First American's eAppraiseIt has two automated products geared for the REO manager's need to inexpensively arrive at a value for a property. "One is the Value Reconciliation application, that can take the various BPOs and appraisals that have accrued on a property and arrive at a best evaluation, thus saving time for the inhouse staff," said DeAnna McCann, eAppraiseIt chief marketing officer. "Also, eAppraiseIt has developed a Default AVM, which produced the low-end valuation of a property."
Prior to the release of Default AVM, she said, the problem with using AVMs for REO appraisal was that "most AVMs do not yet have a good way to take into account subject property conditions. Often at the REO stage the property does have condition problems -- maybe less than average condition." But cost remains the paramount factor driving AVM acceptance in REO management, Ms. McCann pointed out, because "one of the challenges that REO managers face, as well as folks that are working in the other parts of the default services side, is that, unlike valuations used on the origination side, the cost of valuation is borne by the servicer. It cannot be passed on to the borrower. So these folks are looking for the most cost effective valuations they can find."

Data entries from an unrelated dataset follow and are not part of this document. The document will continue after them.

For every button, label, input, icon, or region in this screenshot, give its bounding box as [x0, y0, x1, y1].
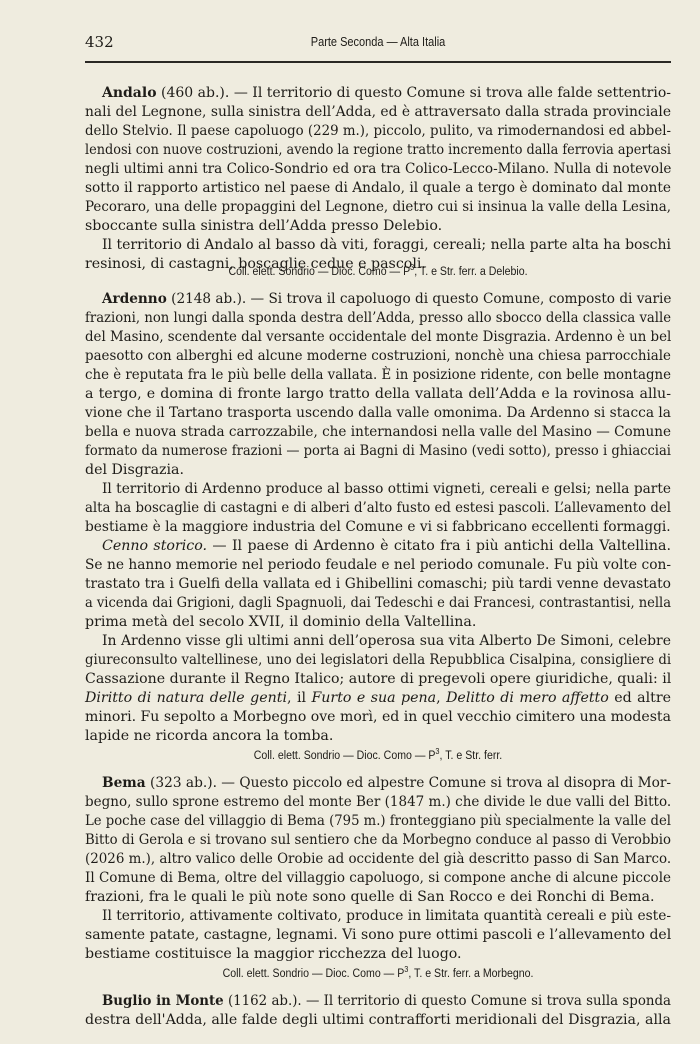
entry-name: Andalo [102, 85, 157, 101]
text-line: Il Comune di Bema, oltre del villaggio c… [85, 869, 671, 888]
text-line: Il territorio di Ardenno produce al bass… [102, 480, 671, 499]
text-line: formato da numerose frazioni — porta ai … [85, 442, 671, 461]
text-line: del Disgrazia. [85, 461, 671, 480]
text-line: Il territorio, attivamente coltivato, pr… [102, 907, 671, 926]
text-line: giureconsulto valtellinese, uno dei legi… [85, 651, 671, 670]
text-line: minori. Fu sepolto a Morbegno ove morì, … [85, 708, 671, 727]
text-line: Pecoraro, una delle propaggini del Legno… [85, 198, 671, 217]
text-line: (2026 m.), altro valico delle Orobie ad … [85, 850, 671, 869]
entry-caption: Coll. elett. Sondrio — Dioc. Como — P3, … [108, 966, 647, 982]
entry-name: Buglio in Monte [102, 993, 224, 1009]
text-line: alta ha boscaglie di castagni e di alber… [85, 499, 671, 518]
text-line: Cassazione durante il Regno Italico; aut… [85, 670, 671, 689]
text-line: Se ne hanno memorie nel periodo feudale … [85, 556, 671, 575]
text-line: a tergo, e domina di fronte largo tratto… [85, 385, 671, 404]
entry-heading-line: Buglio in Monte (1162 ab.). — Il territo… [102, 992, 671, 1011]
text-line: paesotto con alberghi ed alcune moderne … [85, 347, 671, 366]
entry-population: (2148 ab.). [171, 291, 246, 307]
work-title: Furto e sua pena [311, 690, 436, 706]
text-line: sboccante sulla sinistra dell’Adda press… [85, 217, 671, 236]
entry-heading-line: Bema (323 ab.). — Questo piccolo ed alpe… [102, 774, 671, 793]
text-line: bestiame costituisce la maggior ricchezz… [85, 945, 671, 964]
work-title: Delitto di mero affetto [446, 690, 609, 706]
entry-name: Bema [102, 775, 146, 791]
text-line: samente patate, castagne, legnami. Vi so… [85, 926, 671, 945]
entry-caption: Coll. elett. Sondrio — Dioc. Como — P3, … [108, 748, 647, 764]
text-line: bestiame è la maggiore industria del Com… [85, 518, 671, 537]
history-heading-line: Cenno storico. — Il paese di Ardenno è c… [102, 537, 671, 556]
text-line: del Masino, scendente dal versante occid… [85, 328, 671, 347]
text-line: Bitto di Gerola e si trovano sul sentier… [85, 831, 671, 850]
history-label: Cenno storico. [102, 538, 207, 554]
entry-heading-line: Ardenno (2148 ab.). — Si trova il capolu… [102, 290, 671, 309]
text-line: frazioni, fra le quali le più note sono … [85, 888, 671, 907]
page-number: 432 [85, 33, 114, 51]
text-line: vione che il Tartano trasporta uscendo d… [85, 404, 671, 423]
text-line: dello Stelvio. Il paese capoluogo (229 m… [85, 122, 671, 141]
entry-population: (460 ab.). [161, 85, 229, 101]
text-line: che è reputata fra le più belle della va… [85, 366, 671, 385]
work-title: Diritto di natura delle genti [85, 690, 287, 706]
entry-population: (1162 ab.). [228, 993, 302, 1009]
text-line: Le poche case del villaggio di Bema (795… [85, 812, 671, 831]
text-line: a vicenda dai Grigioni, dagli Spagnuoli,… [85, 594, 671, 613]
text-line: lapide ne ricorda ancora la tomba. [85, 727, 671, 746]
text-line: lendosi con nuove costruzioni, avendo la… [85, 141, 671, 160]
text-line: destra dell'Adda, alle falde degli ultim… [85, 1011, 671, 1030]
text-line: In Ardenno visse gli ultimi anni dell’op… [102, 632, 671, 651]
text-line: nali del Legnone, sulla sinistra dell’Ad… [85, 103, 671, 122]
header-rule [85, 61, 671, 63]
running-title: Parte Seconda — Alta Italia [120, 35, 636, 49]
text-line: trastato tra i Guelfi della vallata ed i… [85, 575, 671, 594]
text-line: prima metà del secolo XVII, il dominio d… [85, 613, 671, 632]
entry-caption: Coll. elett. Sondrio — Dioc. Como — P3, … [108, 264, 647, 280]
text-line: negli ultimi anni tra Colico-Sondrio ed … [85, 160, 671, 179]
text-line: sotto il rapporto artistico nel paese di… [85, 179, 671, 198]
entry-heading-line: Andalo (460 ab.). — Il territorio di que… [102, 84, 671, 103]
text-line: begno, sullo sprone estremo del monte Be… [85, 793, 671, 812]
entry-name: Ardenno [102, 291, 167, 307]
text-line: bella e nuova strada carrozzabile, che i… [85, 423, 671, 442]
works-line: Diritto di natura delle genti, il Furto … [85, 689, 671, 708]
text-line: Il territorio di Andalo al basso dà viti… [102, 236, 671, 255]
running-head: 432 Parte Seconda — Alta Italia [85, 33, 671, 53]
text-line: frazioni, non lungi dalla sponda destra … [85, 309, 671, 328]
entry-population: (323 ab.). [150, 775, 217, 791]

REO properties can deteriorate fast, liquidating them quickly is the name of the game. That requires integrating the systems of all parties to the sales process. Since 2003 Fiserv, for example, has integrated the REO.com Offer Management System into the MortgageServ loan servicing platform. Los Angeles-based REO.com Inc. provides workflow products, management services, and property listings, boasting over $8 billion in real estate sales since 2002.
Size matters in assembling all the resources needed to handle REO with maximum efficiency, said Mr. Neel: "Fidelity Information Services has a huge budget and investment in technology. They've spent all this effort and expertise developing these solutions, so it's obvious that lenders large and small will benefit greatly. If I'm a large volume client, I get the offset a whole lot of cost to a company that can invest in the technology and expertise. If I'm a small client that handles a few hundred REO, I don't have any economies of scale. So outsourcing to somebody like us gives them tremendous lift."
In March, 2005, FNAMS launched its Offer Mangement System, which automates the back-and-forth between brokers and lenders, automatically notifying brokers and agents when there is a response to their offer. Mr. Neel said that next year FNAMS will release an REO module to NewTrack, the default solution offered by sister company Fidelity National Default Solutions. "I'd say between 30% and 40% of foreclosures and bankruptcies in the country are managed on [the NewTrack] system today," he said.
Mr. Raghavan also stresses that larger vendors have the advantage in REO technology: "Of the 1200+ people that we have, a good chunk of them have deep expertise in providing IT services and developing systems in the mortgage industry. So there's a lot of domain understanding that we have brought into the development of applications, such as the default management and REO applications. And when we say we make these capabilities available to the marketplace, that usually means we already have some underlying technology components -- I tend to call it 'the plumbing' -- that you need to develop a default management and REO solution." Tavant is one company bringing modular design and service-oriented architecture to create the messaging architecture and workflow management to bringing REO services to bear with the speed needed to handle REO transactions quickly.